During the week of May 12, the House passed its first bill of the Fiscal Year (FY) 2027 cycle, advanced a second bill through full committee, and held cabinet-level budget hearings. The Senate held FY 2027 budget hearings as well. The week of May 19 was the last session week before the Memorial Day recess, and it was largely a rinse-and-repeat week during this busy appropriations time of year.
Key Highlights
- MilCon-VA passed the House on an overwhelmingly bipartisan basis, likely the only bill to do so this cycle.
- Senate appropriators are grappling with large prospective cuts to key non-defense priorities while the President’s defense budget request reaches historic heights.
- Continuing Resolutions into the fall, and perhaps next Congress, are likely before a completed cycle of final FY 2027 bills.
House Floor: MilCon-VA Passes Overwhelmingly
The House passed its first FY 2027 Appropriations bill on May 15 in a 400-15 vote. In 2026, it’s rare to see a post office naming clear by such a margin, but the strong response reflects the traditionally bipartisan nature of veterans and military construction funding, especially in an election year. The small group that voted against the bill cited concerns about policy riders, which are perennial issues for these members.
The bill provides more than $157 billion, $4 billion above FY 2026, and authorizes $323.9 billion in mandatory programs. It also includes more than $2 billion to renovate Veterans Affairs (VA) hospitals and national cemeteries. On the policy rider front, the bill includes language banning the VA from removing a veteran’s firearm rights without a court order. This provision has been subject to intense back-and-forth during final conference negotiations in recent years.
House Appropriations Committee: CJS, Energy and Water, THUD and Interior
The House Appropriations Full Committee adopted its Commerce Justice and Science (CJS) bill by a vote of 32-28, a sharp contrast to the overwhelming bipartisan support for the MilCon-VA bill on the House floor. This comes as no surprise, as CJS is a more highly contested bill due to the agencies it funds. The CJS bill proposes a 13% increase for the Department of Justice (DOJ) and a 31% cut to science agencies like the National Science Foundation (NSF), National Oceanic and Atmospheric Administration (NOAA), National Aeronautics and Space Administration (NASA) and National Institute of Standards and Technology (NIST). Ultimately, in conference negotiations, regardless of which party is in power, these funding levels will likely move closer together, and the disparities between agencies will narrow.
House Appropriators also passed the Energy and Water bill out of full committee on party lines. The National Nuclear Security Administration comes out on top in that bill, as does civilian nuclear energy, which sees nearly $2.7 billion in repurposed funds for nuclear reactor demonstration programs.

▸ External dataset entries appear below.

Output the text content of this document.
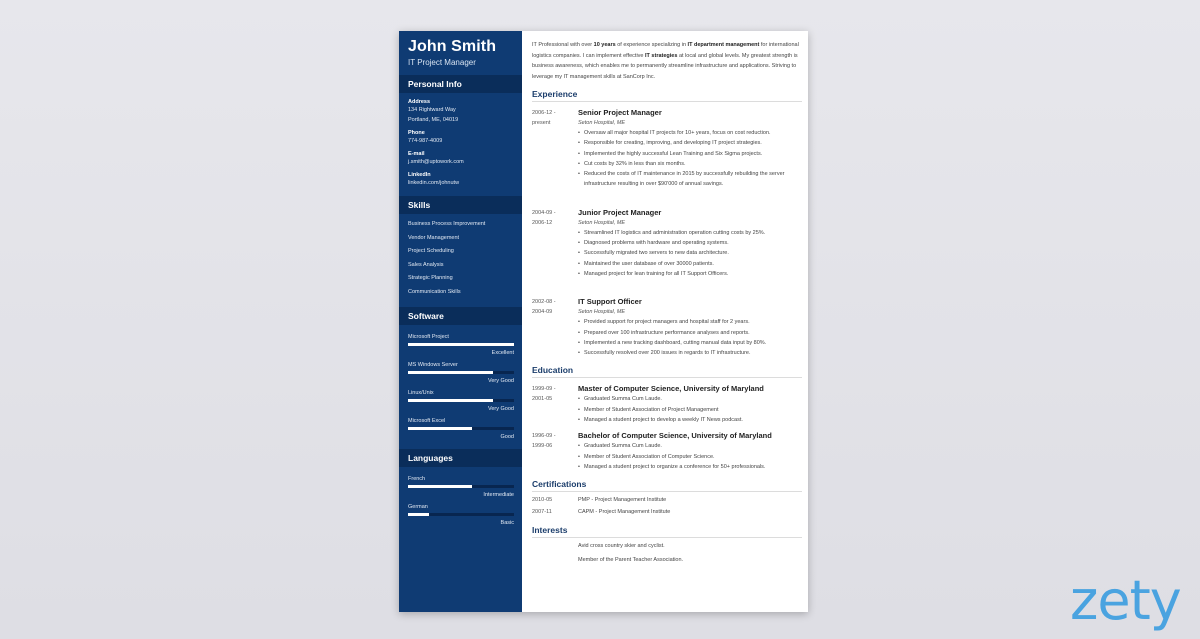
John Smith
IT Project Manager
Personal Info
Address
134 Rightward Way
Portland, ME, 04019
Phone
774-987-4009
E-mail
j.smith@uptowork.com
LinkedIn
linkedin.com/johnutw
Skills
Business Process Improvement
Vendor Management
Project Scheduling
Sales Analysis
Strategic Planning
Communication Skills
Software
Microsoft Project
Excellent
MS Windows Server
Very Good
Linux/Unix
Very Good
Microsoft Excel
Good
Languages
French
Intermediate
German
Basic
IT Professional with over 10 years of experience specializing in IT department management for international logistics companies. I can implement effective IT strategies at local and global levels. My greatest strength is business awareness, which enables me to permanently streamline infrastructure and applications. Striving to leverage my IT management skills at SanCorp Inc.
Experience
2006-12 -
present
Senior Project Manager
Seton Hospital, ME
• Oversaw all major hospital IT projects for 10+ years, focus on cost reduction.
• Responsible for creating, improving, and developing IT project strategies.
• Implemented the highly successful Lean Training and Six Sigma projects.
• Cut costs by 32% in less than six months.
• Reduced the costs of IT maintenance in 2015 by successfully rebuilding the server infrastructure resulting in over $90'000 of annual savings.
2004-09 -
2006-12
Junior Project Manager
Seton Hospital, ME
• Streamlined IT logistics and administration operation cutting costs by 25%.
• Diagnosed problems with hardware and operating systems.
• Successfully migrated two servers to new data architecture.
• Maintained the user database of over 30000 patients.
• Managed project for lean training for all IT Support Officers.
2002-08 -
2004-09
IT Support Officer
Seton Hospital, ME
• Provided support for project managers and hospital staff for 2 years.
• Prepared over 100 infrastructure performance analyses and reports.
• Implemented a new tracking dashboard, cutting manual data input by 80%.
• Successfully resolved over 200 issues in regards to IT infrastructure.
Education
1999-09 -
2001-05
Master of Computer Science, University of Maryland
• Graduated Summa Cum Laude.
• Member of Student Association of Project Management
• Managed a student project to develop a weekly IT News podcast.
1996-09 -
1999-06
Bachelor of Computer Science, University of Maryland
• Graduated Summa Cum Laude.
• Member of Student Association of Computer Science.
• Managed a student project to organize a conference for 50+ professionals.
Certifications
2010-05	PMP - Project Management Institute
2007-11	CAPM - Project Management Institute
Interests
Avid cross country skier and cyclist.
Member of the Parent Teacher Association.
zety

The Transportation, House and Urban Development (THUD) bill and the Interior-Environment bill were marked up in subcommittee, with full committee markups scheduled for June 4 and June 3 respectively.
Senate Appropriations Budget Hearings
Key hearings during the week of May 19 include the National Institutes of Health (NIH) FY 2027 budget justification hearing, where Senate Appropriations Chair Susan Collins called proposed cuts to biomedical research “inexplicable.” Top Democrat on the Committee Sen. Patty Murray (D-WA) pressed NIH’s director on proposed cuts to medical research to help finance the $1.5 trillion defense budget.
The Senate markup schedule remains elusive. The Senate has approximately 60 days in session between now and October, with an extended recess from August 8 through September 14. This compressed calendar puts pressure on Senate appropriators to move their bills. As a candidate for re-election this year, Chair Collins has a strong incentive to return to Maine during the August recess with cleared bills that benefit her constituents.
What to Watch
Readers are reminded that Congress is unlikely to pass full-year appropriations bills prior to the September 30 funding deadline. We will likely see a continuing resolution (CR) through Election Day. Election outcomes will dictate what happens after that, but it is more likely than not that we will see multiple CRs through the first quarter of the next Congress. In that case, it is likely that much of what is drafted this summer will be renegotiated at that time.